Friday, January 11, 2008

Reuse, Renew, Recycle: Home-Made Film Festivals (1)

Before I was given the opportunity to write a monthly column for the wonderful folks at the Register Mail, I had suggested a weekly mini-film-festival piece; but the editor felt it stepped on the toes of the "Rating Game." Before the dust settled and I started writing my present monthly column for the paper, I had assembled a few of these and posted them on another site. And in an effort to "simplify, simplify, simplify"--and to cannibalize anything I've ever made--hmm, maybe like Tarantino (see previous posting) I am beginning to eat my own tail; oops: one-a those "lest ye be judged" moments; gee thanks, God--I'm shutting down the old site, and moving those postings over here. So here's the first, "French Crime Wave."

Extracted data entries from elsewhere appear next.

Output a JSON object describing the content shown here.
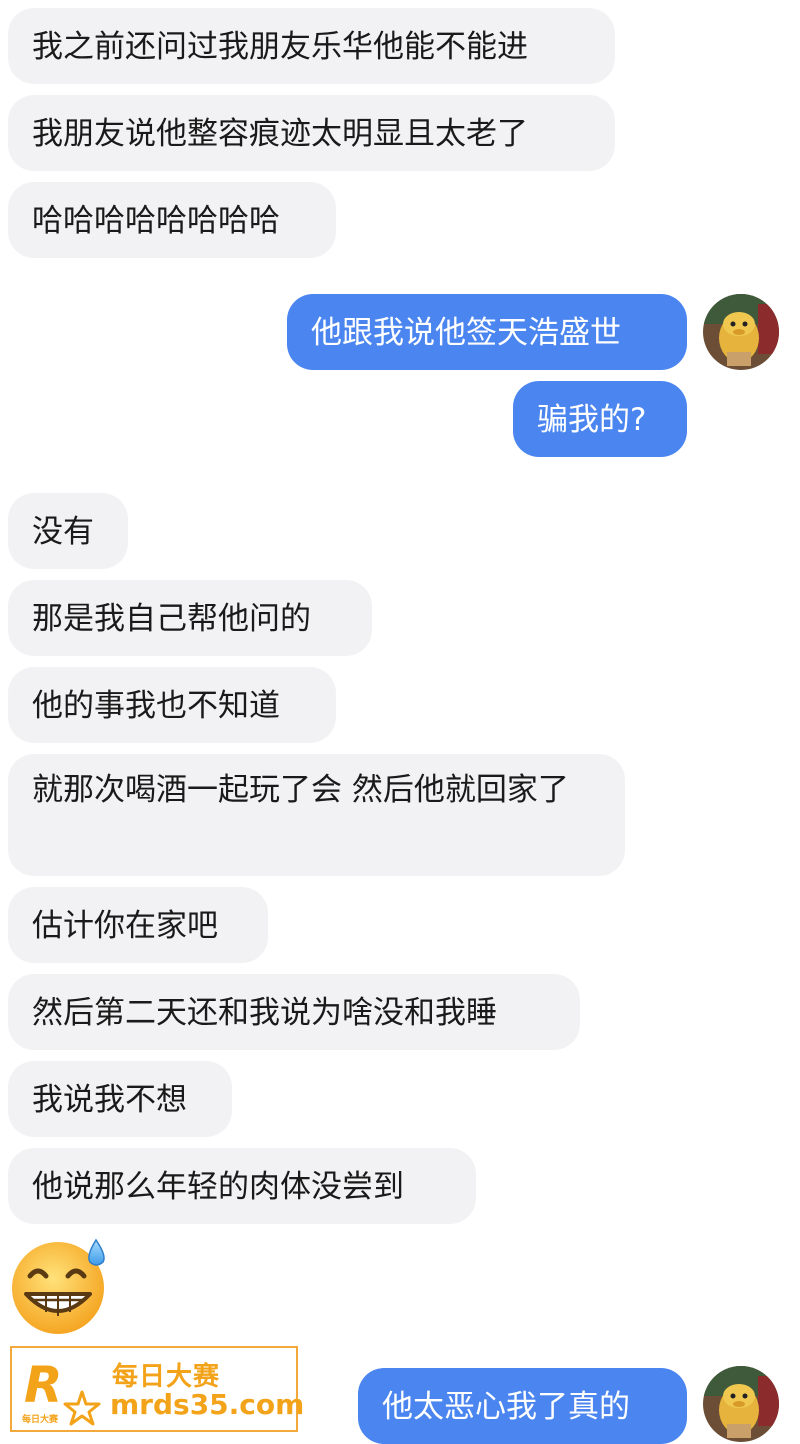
{
  "conversation": {
    "messages": [
      {
        "side": "incoming",
        "text": "我之前还问过我朋友乐华他能不能进"
      },
      {
        "side": "incoming",
        "text": "我朋友说他整容痕迹太明显且太老了"
      },
      {
        "side": "incoming",
        "text": "哈哈哈哈哈哈哈哈"
      },
      {
        "side": "outgoing",
        "text": "他跟我说他签天浩盛世"
      },
      {
        "side": "outgoing",
        "text": "骗我的?"
      },
      {
        "side": "incoming",
        "text": "没有"
      },
      {
        "side": "incoming",
        "text": "那是我自己帮他问的"
      },
      {
        "side": "incoming",
        "text": "他的事我也不知道"
      },
      {
        "side": "incoming",
        "text": "就那次喝酒一起玩了会 然后他就回家了"
      },
      {
        "side": "incoming",
        "text": "估计你在家吧"
      },
      {
        "side": "incoming",
        "text": "然后第二天还和我说为啥没和我睡"
      },
      {
        "side": "incoming",
        "text": "我说我不想"
      },
      {
        "side": "incoming",
        "text": "他说那么年轻的肉体没尝到"
      },
      {
        "side": "incoming",
        "emoji": "sweat-grin-emoji"
      },
      {
        "side": "outgoing",
        "text": "他太恶心我了真的"
      }
    ]
  },
  "watermark": {
    "logo_letter": "R",
    "logo_small_text": "每日大赛",
    "title": "每日大赛",
    "url": "mrds35.com"
  },
  "colors": {
    "incoming_bubble": "#f2f2f4",
    "outgoing_bubble": "#4b86f0",
    "watermark_accent": "#f3a319"
  }
}
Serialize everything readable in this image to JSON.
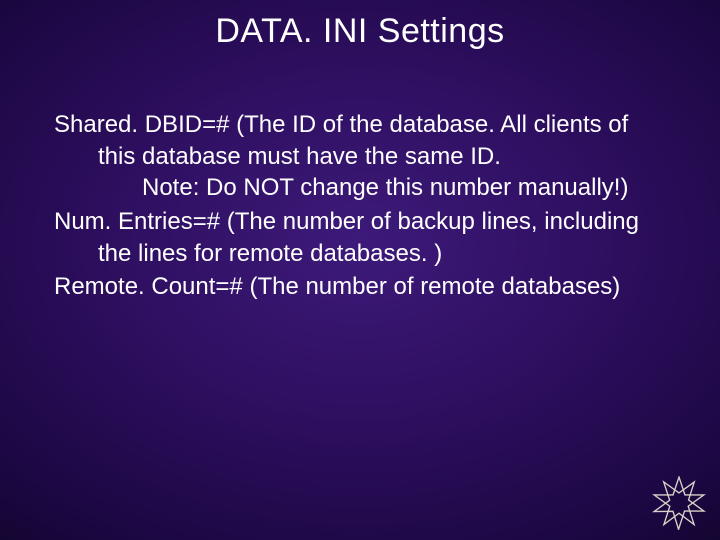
{
  "title": "DATA. INI Settings",
  "entries": {
    "e1": {
      "line1": "Shared. DBID=# (The ID of the database.  All clients of this database must have the same ID.",
      "note": "Note: Do NOT change this number manually!)"
    },
    "e2": {
      "line1": "Num. Entries=# (The number of backup lines, including the lines for remote databases. )"
    },
    "e3": {
      "line1": "Remote. Count=# (The number of remote databases)"
    }
  }
}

note: The image layout was intended to convey the sense of a pile of posters; I'm not very good at this kind of thing, so please excuse the mess.

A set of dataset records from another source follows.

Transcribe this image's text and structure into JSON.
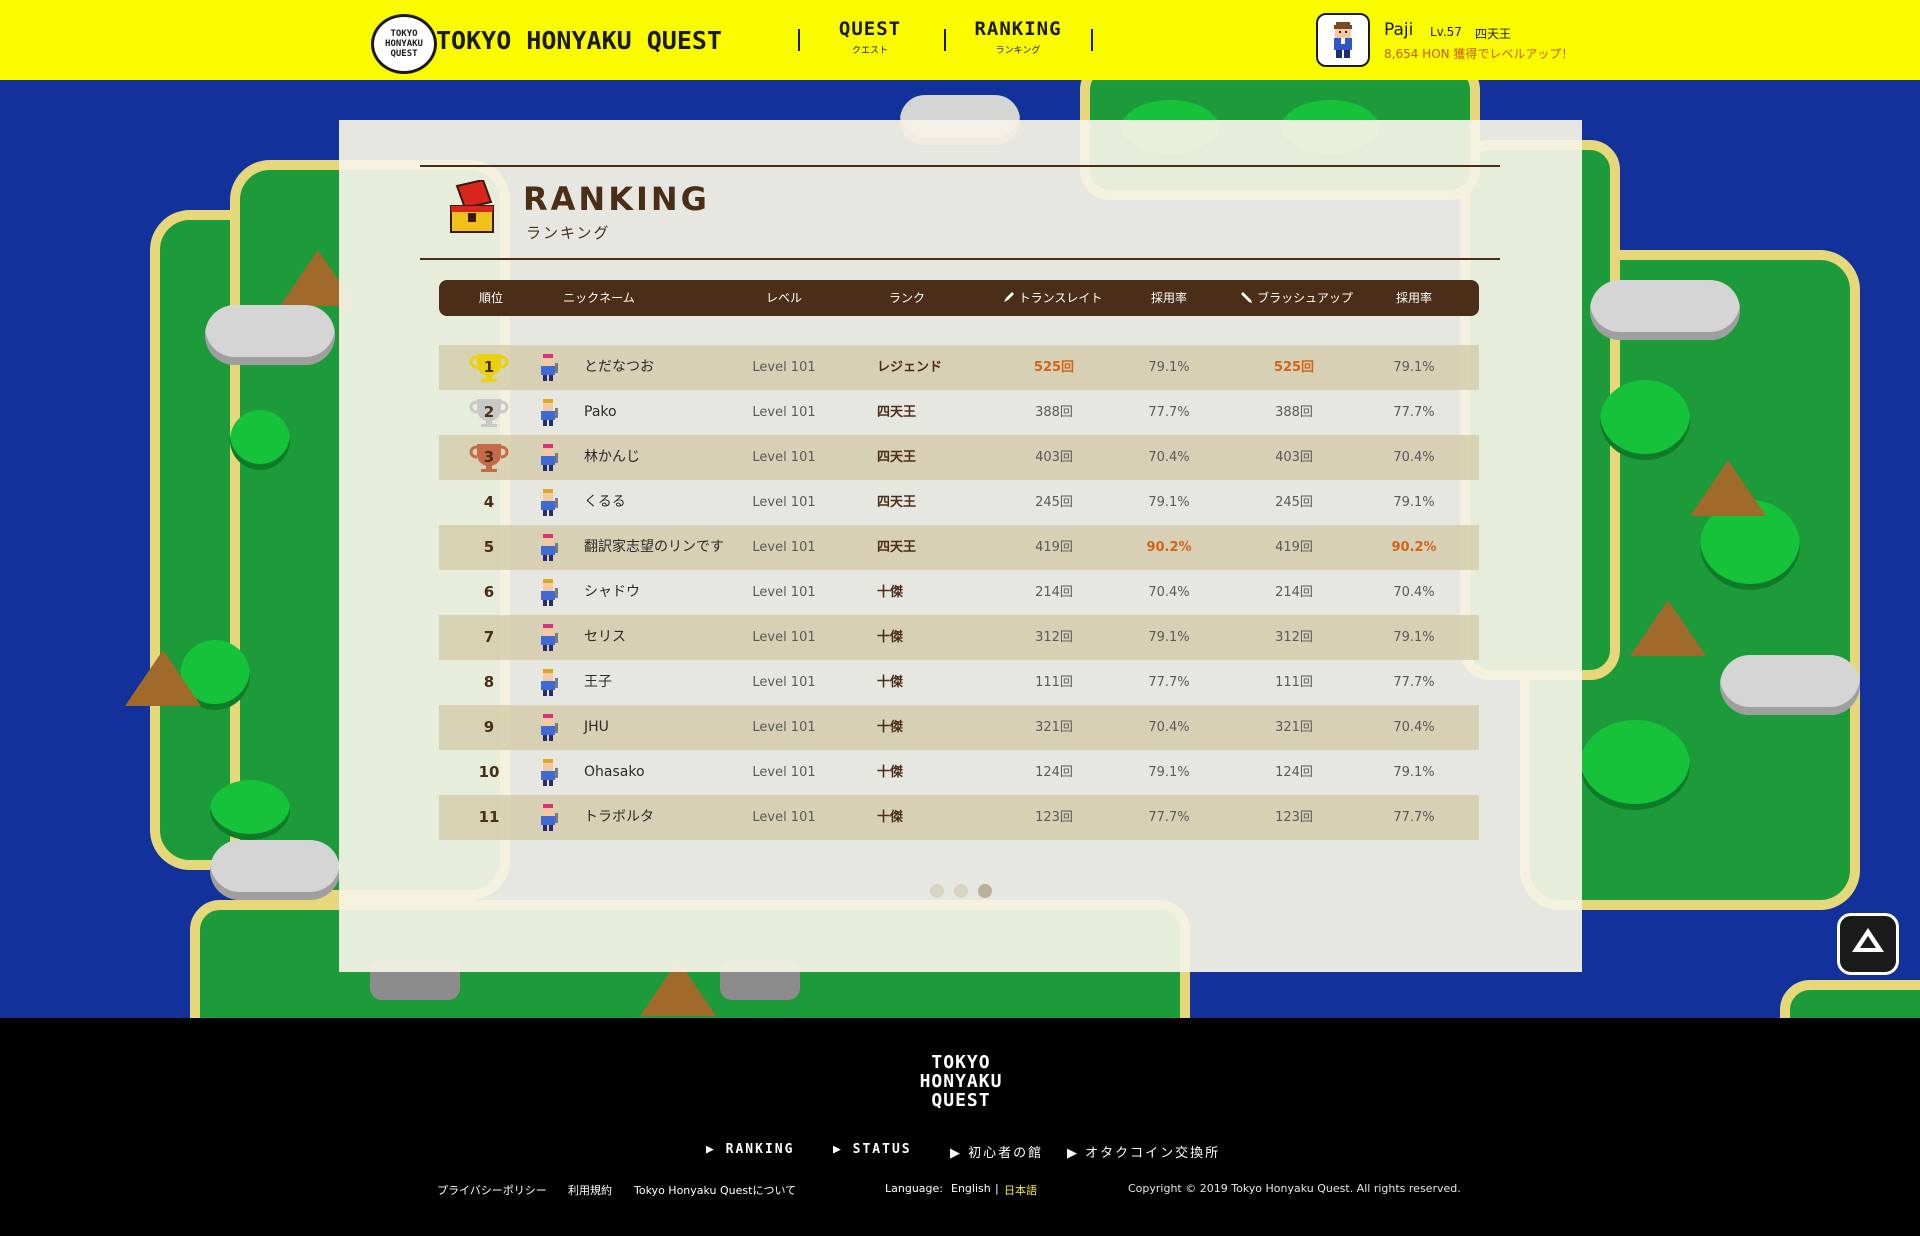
{
  "header": {
    "logo_badge": "TOKYO HONYAKU QUEST",
    "logo_text": "TOKYO HONYAKU QUEST",
    "nav": [
      {
        "en": "QUEST",
        "jp": "クエスト"
      },
      {
        "en": "RANKING",
        "jp": "ランキング"
      }
    ],
    "user": {
      "name": "Paji",
      "level": "Lv.57",
      "rank": "四天王",
      "hint": "8,654 HON 獲得でレベルアップ！"
    }
  },
  "ranking": {
    "title_en": "RANKING",
    "title_jp": "ランキング",
    "columns": [
      "順位",
      "ニックネーム",
      "レベル",
      "ランク",
      "トランスレイト",
      "採用率",
      "ブラッシュアップ",
      "採用率"
    ],
    "rows": [
      {
        "rank": "1",
        "name": "とだなつお",
        "level": "Level 101",
        "rank_name": "レジェンド",
        "translate": "525回",
        "rate1": "79.1%",
        "brushup": "525回",
        "rate2": "79.1%",
        "trophy": "gold",
        "avatar_color": "#d9317a"
      },
      {
        "rank": "2",
        "name": "Pako",
        "level": "Level 101",
        "rank_name": "四天王",
        "translate": "388回",
        "rate1": "77.7%",
        "brushup": "388回",
        "rate2": "77.7%",
        "trophy": "silver",
        "avatar_color": "#e0a820"
      },
      {
        "rank": "3",
        "name": "林かんじ",
        "level": "Level 101",
        "rank_name": "四天王",
        "translate": "403回",
        "rate1": "70.4%",
        "brushup": "403回",
        "rate2": "70.4%",
        "trophy": "bronze",
        "avatar_color": "#d9317a"
      },
      {
        "rank": "4",
        "name": "くるる",
        "level": "Level 101",
        "rank_name": "四天王",
        "translate": "245回",
        "rate1": "79.1%",
        "brushup": "245回",
        "rate2": "79.1%",
        "trophy": "",
        "avatar_color": "#e0a820"
      },
      {
        "rank": "5",
        "name": "翻訳家志望のリンです",
        "level": "Level 101",
        "rank_name": "四天王",
        "translate": "419回",
        "rate1": "90.2%",
        "brushup": "419回",
        "rate2": "90.2%",
        "trophy": "",
        "avatar_color": "#d9317a"
      },
      {
        "rank": "6",
        "name": "シャドウ",
        "level": "Level 101",
        "rank_name": "十傑",
        "translate": "214回",
        "rate1": "70.4%",
        "brushup": "214回",
        "rate2": "70.4%",
        "trophy": "",
        "avatar_color": "#e0a820"
      },
      {
        "rank": "7",
        "name": "セリス",
        "level": "Level 101",
        "rank_name": "十傑",
        "translate": "312回",
        "rate1": "79.1%",
        "brushup": "312回",
        "rate2": "79.1%",
        "trophy": "",
        "avatar_color": "#d9317a"
      },
      {
        "rank": "8",
        "name": "王子",
        "level": "Level 101",
        "rank_name": "十傑",
        "translate": "111回",
        "rate1": "77.7%",
        "brushup": "111回",
        "rate2": "77.7%",
        "trophy": "",
        "avatar_color": "#e0a820"
      },
      {
        "rank": "9",
        "name": "JHU",
        "level": "Level 101",
        "rank_name": "十傑",
        "translate": "321回",
        "rate1": "70.4%",
        "brushup": "321回",
        "rate2": "70.4%",
        "trophy": "",
        "avatar_color": "#d9317a"
      },
      {
        "rank": "10",
        "name": "Ohasako",
        "level": "Level 101",
        "rank_name": "十傑",
        "translate": "124回",
        "rate1": "79.1%",
        "brushup": "124回",
        "rate2": "79.1%",
        "trophy": "",
        "avatar_color": "#e0a820"
      },
      {
        "rank": "11",
        "name": "トラボルタ",
        "level": "Level 101",
        "rank_name": "十傑",
        "translate": "123回",
        "rate1": "77.7%",
        "brushup": "123回",
        "rate2": "77.7%",
        "trophy": "",
        "avatar_color": "#d9317a"
      }
    ],
    "highlight_color": "#d0641a"
  },
  "footer": {
    "logo": "TOKYO HONYAKU QUEST",
    "nav": [
      "RANKING",
      "STATUS",
      "初心者の館",
      "オタクコイン交換所"
    ],
    "links": [
      "プライバシーポリシー",
      "利用規約",
      "Tokyo Honyaku Questについて"
    ],
    "language_label": "Language:",
    "language_en": "English",
    "language_sep": "|",
    "language_jp": "日本語",
    "copyright": "Copyright © 2019 Tokyo Honyaku Quest. All rights reserved."
  },
  "colors": {
    "header_bg": "#fbfb00",
    "brown": "#4a2e17",
    "gold": "#e8d20f",
    "silver": "#c8c8c8",
    "bronze": "#c56b4a"
  }
}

Part hommage, part parody, part self-conscious de-/re-construction, French gangster/crime films manage to combine hard-boiled cool with self-conscious "interrogations" of their Hollywood counterparts. After all, it was French critics Nino Frank and Jean-Pierre Chartier who first used the term film noir to describe American movies like The Maltese Falcon, with their brooding atmosphere and obsession with the "dynamism of violent death." So we should celebrate the following classics of French noir as true partners in crime.



Shoot the Piano Player (1962)
David Goodis' hardboiled novel, Down There, serves as the source for Francois Truffaut's second film. Almost a comedy, the movie still manages to capture the suffocating atmosphere of a noir in its (anti-)hero's self-reflexive glance over his shoulder at a past that inexorably catches up with him.

Touchez Pas au Grisbi/Don't Touch the Loot (1960)
Critic Philip Kemp aptly describes director Jacques Becker's visual style as "unstressed elegance." Add to that dapper, sleepy-eyed Jean Gabin, and the result is a world-weary, ultra-cool meditation on friendship, the passage of time, and the nuances of the double-cross.

Bob le Flambeur (1955)
Speaking of cool, Roger Duchesne as high-roller Bob embodies the kind of grace under fire that helps define the French noir hero. His closest American counterpart might be Robert Mitchum; but under Jean-Pierre Melville's direction we receive a surprisingly tender take on the no-regrets tough guy who literally gambles everything to protect his personal code.